There might even have been a third Waterford goal in that pocket of time, Moran attempting a dummy hand-pass that went to ground with an unmarked Colin Dunford inside him.
And the message here was that Waterford's system wasn't, as some have tried to aver, anti-hurling. On the contrary, it was an expression of positional freedom.
For they were the ones exploiting great prairies of space in behind Cork's full-back line while, at the Killinan End goal, everything was in penitentiary lockdown.
For McGrath, the reiteration of everything they had declared about themselves when winning the League was what the bigger victory here.
"I have to say that's the most pleasing thing," he told us.
"Even going back to my own (story) ... De La Salle College when we beat Thurles CBS in the Harty final and I knew we'd end up meeting them again in the All-Ireland Colleges final.
"I was dreading that. Not having to re-motivate the team, but just to look for a different angle, a different approach.
"Because we were warts-and-all in terms of our approach to the League. We wanted it like no other team I think, so to be able to do that and approach a Championship day, where the echoes of 'Ah, that was only the League, this is Championship, the real thing!' are on the outside of your circle, it's very satisfying to be able to turn up if you like, have the wobble and then settle ourselves and be able to go again."
Still that gilded cage of tradition imprisons an eternity of closed minds.
No matter how Cork tried yesterday, they never really looked capable of prising victory from the second-half.
So Waterford, lacking their scorer-in-chief and supposedly preoccupied with defence, accumulated 3-19 (they keep shooting the lights out despite reputedly having their heads in their boots) and leaked an extravagant 14 wides.
Yet, on the field after, McGrath's own father captured the essential traps still set by prejudice.
"Between the field and here, if I meet another Waterford person that says 'You're in the quarter-final now at least...'" he smiled.
"I think that defeatist attitude is ... I met my own father out on the field and he said to me 'You're in the quarter-final now at least!'. I think sometimes we just need to change that mentality."
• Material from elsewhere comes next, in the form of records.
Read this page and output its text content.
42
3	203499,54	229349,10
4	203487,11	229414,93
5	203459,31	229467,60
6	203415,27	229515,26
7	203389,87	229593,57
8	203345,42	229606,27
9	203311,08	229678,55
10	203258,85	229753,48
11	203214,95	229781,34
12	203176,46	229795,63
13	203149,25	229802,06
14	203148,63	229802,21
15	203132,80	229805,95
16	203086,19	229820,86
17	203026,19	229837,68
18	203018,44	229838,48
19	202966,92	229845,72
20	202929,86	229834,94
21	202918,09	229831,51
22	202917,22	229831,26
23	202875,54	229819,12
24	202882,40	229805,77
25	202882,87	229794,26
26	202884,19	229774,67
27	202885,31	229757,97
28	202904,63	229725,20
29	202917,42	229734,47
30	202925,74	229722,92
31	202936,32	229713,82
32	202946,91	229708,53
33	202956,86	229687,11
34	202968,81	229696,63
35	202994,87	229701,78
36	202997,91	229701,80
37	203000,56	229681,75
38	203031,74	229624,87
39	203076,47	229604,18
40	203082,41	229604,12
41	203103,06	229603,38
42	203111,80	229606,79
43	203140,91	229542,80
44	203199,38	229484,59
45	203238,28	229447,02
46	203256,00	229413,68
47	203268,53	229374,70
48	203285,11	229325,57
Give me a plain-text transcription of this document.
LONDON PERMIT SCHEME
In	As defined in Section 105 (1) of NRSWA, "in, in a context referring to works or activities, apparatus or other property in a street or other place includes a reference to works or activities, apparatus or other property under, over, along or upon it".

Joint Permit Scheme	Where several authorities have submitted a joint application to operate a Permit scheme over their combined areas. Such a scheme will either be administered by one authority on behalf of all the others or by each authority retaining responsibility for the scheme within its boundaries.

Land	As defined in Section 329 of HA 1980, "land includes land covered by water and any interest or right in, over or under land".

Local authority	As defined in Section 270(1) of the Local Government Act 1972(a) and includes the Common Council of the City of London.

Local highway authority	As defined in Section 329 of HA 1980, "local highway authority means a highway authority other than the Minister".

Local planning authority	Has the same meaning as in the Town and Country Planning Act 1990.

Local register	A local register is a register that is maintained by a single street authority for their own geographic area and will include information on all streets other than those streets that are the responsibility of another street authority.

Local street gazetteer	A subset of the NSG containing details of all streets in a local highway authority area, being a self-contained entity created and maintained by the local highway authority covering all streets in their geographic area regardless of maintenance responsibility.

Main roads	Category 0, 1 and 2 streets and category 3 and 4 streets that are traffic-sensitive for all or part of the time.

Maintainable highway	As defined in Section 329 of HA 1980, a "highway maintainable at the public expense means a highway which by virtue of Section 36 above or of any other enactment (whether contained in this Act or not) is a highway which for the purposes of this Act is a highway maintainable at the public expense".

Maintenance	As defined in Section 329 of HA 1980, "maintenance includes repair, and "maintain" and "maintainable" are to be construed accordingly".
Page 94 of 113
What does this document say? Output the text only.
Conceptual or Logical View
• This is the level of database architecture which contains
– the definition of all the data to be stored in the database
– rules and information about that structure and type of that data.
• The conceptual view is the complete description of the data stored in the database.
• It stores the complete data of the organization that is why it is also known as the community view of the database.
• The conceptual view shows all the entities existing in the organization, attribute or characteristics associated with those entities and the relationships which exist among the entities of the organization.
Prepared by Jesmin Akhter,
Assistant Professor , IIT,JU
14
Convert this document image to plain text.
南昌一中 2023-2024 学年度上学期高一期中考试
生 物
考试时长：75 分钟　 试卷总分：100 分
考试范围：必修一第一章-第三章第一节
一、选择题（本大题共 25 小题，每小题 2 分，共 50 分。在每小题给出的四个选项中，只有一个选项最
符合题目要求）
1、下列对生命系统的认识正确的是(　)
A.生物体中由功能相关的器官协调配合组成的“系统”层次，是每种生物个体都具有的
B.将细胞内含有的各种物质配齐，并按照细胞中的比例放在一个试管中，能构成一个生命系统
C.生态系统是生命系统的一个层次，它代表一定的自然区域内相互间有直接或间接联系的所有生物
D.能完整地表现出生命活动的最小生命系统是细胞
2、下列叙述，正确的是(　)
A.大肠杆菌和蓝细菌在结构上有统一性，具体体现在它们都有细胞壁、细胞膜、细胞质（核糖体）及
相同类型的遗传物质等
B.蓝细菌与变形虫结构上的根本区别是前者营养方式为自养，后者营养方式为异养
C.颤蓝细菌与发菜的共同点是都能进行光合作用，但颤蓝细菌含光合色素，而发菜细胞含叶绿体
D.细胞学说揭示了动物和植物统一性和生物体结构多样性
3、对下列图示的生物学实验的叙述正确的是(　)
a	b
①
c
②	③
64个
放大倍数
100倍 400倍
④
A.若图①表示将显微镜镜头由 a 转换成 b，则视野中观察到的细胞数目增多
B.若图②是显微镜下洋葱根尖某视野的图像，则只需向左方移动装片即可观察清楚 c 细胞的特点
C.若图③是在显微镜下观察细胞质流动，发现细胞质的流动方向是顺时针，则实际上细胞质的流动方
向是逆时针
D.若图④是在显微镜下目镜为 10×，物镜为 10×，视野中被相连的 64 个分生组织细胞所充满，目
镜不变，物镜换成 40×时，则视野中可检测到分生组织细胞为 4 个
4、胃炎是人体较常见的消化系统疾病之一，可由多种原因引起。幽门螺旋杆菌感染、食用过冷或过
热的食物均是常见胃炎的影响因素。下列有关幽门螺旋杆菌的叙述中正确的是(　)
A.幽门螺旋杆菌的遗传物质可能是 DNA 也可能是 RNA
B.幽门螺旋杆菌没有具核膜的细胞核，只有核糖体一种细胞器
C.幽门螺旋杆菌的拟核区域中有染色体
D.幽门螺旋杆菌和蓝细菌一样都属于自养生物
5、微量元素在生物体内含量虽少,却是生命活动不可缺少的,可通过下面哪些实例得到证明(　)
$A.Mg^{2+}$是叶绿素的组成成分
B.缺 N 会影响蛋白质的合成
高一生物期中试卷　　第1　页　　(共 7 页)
That said, he understands its attractions.
"I think the underdog role probably suits us," he said.
"I'm not really sure what our motivation is, more so than just being better ourselves. I just felt we let ourselves down last year in terms of our whole approach, we let the outside bubble get to us a bit.
"We were ruled by the traditionalists' viewpoint in Waterford that we can't play in this particular way, that Waterford hurling doesn't do tactics, blah, blah, blah.
"It's not an answer to the critics in any way, it's not an answer to outside perceptions, we're just trying to work out what's best for us. And we're nearly there."
So they do what they do, endlessly challenging us to disregard them. They police the breakdown like manic border guards; they get bodies over the ball in rucks like men bent over wounded family.
They are relentless and defiant and, it seems, endlessly calm in a gale. And they have a bench that continues to supplement the starters.
And now, on July 12, they will attempt to add a Munster title to the League that nobody believed they were capable of winning. And, again, Mahony will be uppermost in their minds.
"Paudie is irreplaceable in our team," said Maurice Shanahan immediately afterwards. "That's who we did it for today. We saw something coming on that bus and it was Paudie Mahony to drive us and he drove us today. It's for him"
It isn't a fairytale. It is simply the swift evolution of a young team maturing at breakneck speed towards God alone knows what kind of future.
Yesterday, they beat a good team trying hard.
"I can't fault my players' effort," said the eternally gracious Barry-Murphy afterwards.
"We know our place in the pecking order".
The dangerous thing for hurling is that Waterford now do too.